Still researching the phytates and phytic acids in grains and I'm not completely sure what my plan of action will be but this article has been the best so far that I've found.http://www.westonaprice.org/food-features/living-with-phytic-acid
  But before I move forward on my grain project, I've I some onions that needed dealt with before I lost any more of them. Some of the onions,, I've had in the basement from our garden, have begun to sprout. A few are just down right rotten but many of them are soft on the outer layers but pulling that aside, underneath is solid tissue. It is this tissue that I chop up and put in the dehydrator. 
 There is just too many sections of onions of good onion for us to eat anytime soon.
With them dehydrated, I can put them on top of a roast or put them through the blender to break them up into small pieces and mix with dried bread crumbs and spices for a yummy coating on meat. With their intense flavor, because of dehydrating, dried onions are really good in soups too. And these dehydrated onions will help fill in the gap from when I run out of stored onions and when onions in the garden are ready to pick once again.

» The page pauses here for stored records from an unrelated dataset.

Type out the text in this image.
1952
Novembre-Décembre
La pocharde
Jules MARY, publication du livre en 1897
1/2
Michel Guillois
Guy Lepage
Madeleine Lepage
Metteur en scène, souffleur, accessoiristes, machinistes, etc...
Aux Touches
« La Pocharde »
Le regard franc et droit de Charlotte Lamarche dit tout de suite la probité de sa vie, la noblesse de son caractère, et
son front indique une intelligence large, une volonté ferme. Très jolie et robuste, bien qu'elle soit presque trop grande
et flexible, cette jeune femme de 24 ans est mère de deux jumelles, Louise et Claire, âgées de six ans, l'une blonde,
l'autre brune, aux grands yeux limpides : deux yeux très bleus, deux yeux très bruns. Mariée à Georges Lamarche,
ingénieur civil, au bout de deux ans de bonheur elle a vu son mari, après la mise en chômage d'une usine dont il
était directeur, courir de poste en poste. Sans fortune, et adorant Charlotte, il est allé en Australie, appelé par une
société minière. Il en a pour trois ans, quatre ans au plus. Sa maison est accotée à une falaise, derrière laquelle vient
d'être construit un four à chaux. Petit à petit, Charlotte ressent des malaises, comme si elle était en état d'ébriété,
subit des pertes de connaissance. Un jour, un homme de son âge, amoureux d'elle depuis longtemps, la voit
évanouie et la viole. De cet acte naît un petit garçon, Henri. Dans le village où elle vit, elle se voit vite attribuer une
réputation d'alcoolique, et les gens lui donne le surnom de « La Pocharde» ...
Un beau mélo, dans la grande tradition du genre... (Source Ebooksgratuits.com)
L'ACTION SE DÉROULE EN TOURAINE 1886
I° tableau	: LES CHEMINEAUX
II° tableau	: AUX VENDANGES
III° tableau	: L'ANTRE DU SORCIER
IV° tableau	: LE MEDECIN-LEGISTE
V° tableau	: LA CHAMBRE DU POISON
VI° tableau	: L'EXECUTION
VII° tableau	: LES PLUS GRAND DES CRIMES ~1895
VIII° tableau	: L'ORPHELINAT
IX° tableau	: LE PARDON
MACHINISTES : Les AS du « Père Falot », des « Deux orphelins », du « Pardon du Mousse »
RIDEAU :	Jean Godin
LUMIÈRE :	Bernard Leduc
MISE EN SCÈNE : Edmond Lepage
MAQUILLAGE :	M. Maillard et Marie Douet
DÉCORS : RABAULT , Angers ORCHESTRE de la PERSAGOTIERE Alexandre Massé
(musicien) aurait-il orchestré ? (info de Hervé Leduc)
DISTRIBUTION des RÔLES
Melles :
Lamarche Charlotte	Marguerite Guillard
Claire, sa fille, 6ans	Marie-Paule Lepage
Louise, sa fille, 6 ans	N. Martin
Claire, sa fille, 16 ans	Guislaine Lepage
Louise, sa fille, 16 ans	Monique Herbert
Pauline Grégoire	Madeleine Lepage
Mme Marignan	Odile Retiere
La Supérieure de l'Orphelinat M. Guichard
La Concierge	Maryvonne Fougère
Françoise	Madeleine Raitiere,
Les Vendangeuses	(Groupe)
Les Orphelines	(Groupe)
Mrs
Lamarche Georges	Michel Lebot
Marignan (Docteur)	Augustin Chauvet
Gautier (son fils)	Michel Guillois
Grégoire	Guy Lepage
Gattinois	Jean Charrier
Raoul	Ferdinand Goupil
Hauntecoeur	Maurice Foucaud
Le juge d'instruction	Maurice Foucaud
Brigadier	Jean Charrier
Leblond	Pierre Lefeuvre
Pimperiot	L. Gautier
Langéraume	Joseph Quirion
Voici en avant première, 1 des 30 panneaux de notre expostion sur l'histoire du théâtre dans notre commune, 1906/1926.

 With just two of us, these onions still in the box will last into May. That's when onions of undetermined breed will start their green sprouts. I brought them home from my folks and they call them winter onions but these onions don't have hardly any bulb underneath the flattish shoots. No, they are like a chive. The green shoots are more flat and much larger. They do have strong oniony flavor and will do in a pinch. These onions are hardy and winter over through our cold Wyoming winters.

I also have some onion seed that I need to get started. It was a part of the experiment last year where I saved seed from an onion left in the garden over the winter, that sprouted come spring.With not much surviving the harsh winters, it is a good candidate to propagate, since the point is to choose vegetable breeds that do well in your area along with individuals within that breed.

 And since onion seed only last a year, it's do or die situation, literally, with that seed.